De vez en cuando, una tregua de Navidad. Un desentenderse de la actualidad. De esa que a poco que nos informemos, nos tiene en permanente enfado, sintiéndonos impotentes ante una realidad que apenas podemos denunciar y sólo cambiar a veces. Abstraernos por unos días del desánimo ante una guerra tan cercana y de otras de las que apenas sabemos nada. Pero eso sí, sin olvidarnos de que quienes sufren no nos son ajenos.
No pensar en un Estado en el que los derechos y libertades que nos dimos con la Constitución de 1978 se están diluyendo a golpe de decreto y de leyes injustas. Afrontar como podamos una cesta de la compra que vale en Baleares más del doble que la de las Navidades pasadas y que mientras nosotros somos más pobres, el Gobierno (también el autonómico) es cada vez más rico.
Mirar para otro lado, aunque sea por unos días sin sentirnos culpables, y dejarnos llevar por la luz en las calles, la ilusión de unos, la generosidad callada de otros y ese sentimiento que reconforta el espíritu, que aunque a veces lo olvidemos entre el espumillón, los regalos y el señor gordo vestido de rojo, está presente en cada uno de nosotros a poco que le abramos la puerta. La esperanza.
El recuerdo de un nacimiento ocurrido en una aldea remota, que más de dos mil años después sigue dándonos a los creyentes, sentido a nuestra vida. Ese mismo sentido que hizo que en el año 1914, al inicio de la Primera Guerra Mundial, por un día, callaran las armas en las trincheras del frente de Yprés, y en su lugar sonase Noche de Paz cantado al unísono en alemán y en inglés.
Una tregua por Navidad. No importa cuántas haya pasado en otros lugares. Cuántas hayan sido diferentes. Al final, se abre paso la de la infancia, la que huele a leña, a pino, aladierno, romero y musgo.
La de las figuras del belén familiar, antiguas unas, recientes otras, algunas lisiadas, vestidas a la mallorquina, a la israelí, colocadas en perspectivas imposibles, caminando hacia el portal de corcho y estrella de purpurina. O lavando en el río de celofán azul, cuidando sus ovejas o adorando al Niño Dios.
Las montañas de papel cartón y en cada arruga, en difícil equilibrio, una casita como las de Orient, una palmera o un abeto y abriéndose paso, por un camino de tierra, los tres Reyes Magos y sus pajes, cada día un poco más lejos del palacio de Herodes y más cerca del portal. Mi Navidad sigue sabiendo a chocolate con canela, a ensaimada y a coca de anís. También a la de turrón, con su oblea, y a mantecados caseros, barquillos, vino dulce y peladillas.
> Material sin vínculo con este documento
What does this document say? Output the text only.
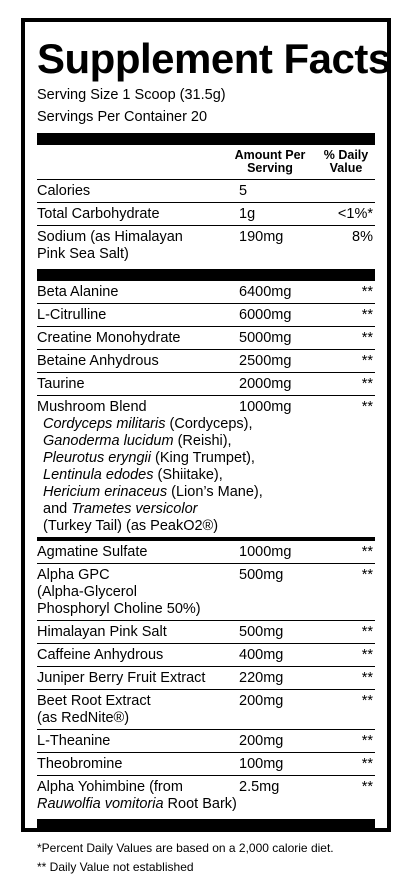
Supplement Facts
Serving Size 1 Scoop (31.5g)
Servings Per Container 20
Amount Per
Serving
% Daily
Value
Calories	5
Total Carbohydrate	1g	<1%*
Sodium (as Himalayan
Pink Sea Salt)
190mg	8%
Beta Alanine	6400mg	**
L-Citrulline	6000mg	**
Creatine Monohydrate	5000mg	**
Betaine Anhydrous	2500mg	**
Taurine	2000mg	**
Mushroom Blend
Cordyceps militaris (Cordyceps),
Ganoderma lucidum (Reishi),
Pleurotus eryngii (King Trumpet),
Lentinula edodes (Shiitake),
Hericium erinaceus (Lion’s Mane),
and Trametes versicolor
(Turkey Tail) (as PeakO2®)
1000mg	**
Agmatine Sulfate	1000mg	**
Alpha GPC
(Alpha-Glycerol
Phosphoryl Choline 50%)
500mg	**
Himalayan Pink Salt	500mg	**
Caffeine Anhydrous	400mg	**
Juniper Berry Fruit Extract	220mg	**
Beet Root Extract
(as RedNite®)
200mg	**
L-Theanine	200mg	**
Theobromine	100mg	**
Alpha Yohimbine (from
Rauwolfia vomitoria Root Bark)
2.5mg	**
*Percent Daily Values are based on a 2,000 calorie diet.
** Daily Value not established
La Navidad es el frío llegando a la Misa del Gallo, el Sermó de la Calenda con voz de niño, la salmodia antigua de la Sibil·la (cada noche tan distinta y tan igual), las neules como un blanco palio en la iglesia, el recogimiento, los villancicos, la comida familiar, las tardes interminables con las películas de siempre, la noche de Reyes, los regalos y el carbón de azúcar. La ilusión.
Sólo unos días de tregua. Ojalá fuera posible para todo el mundo.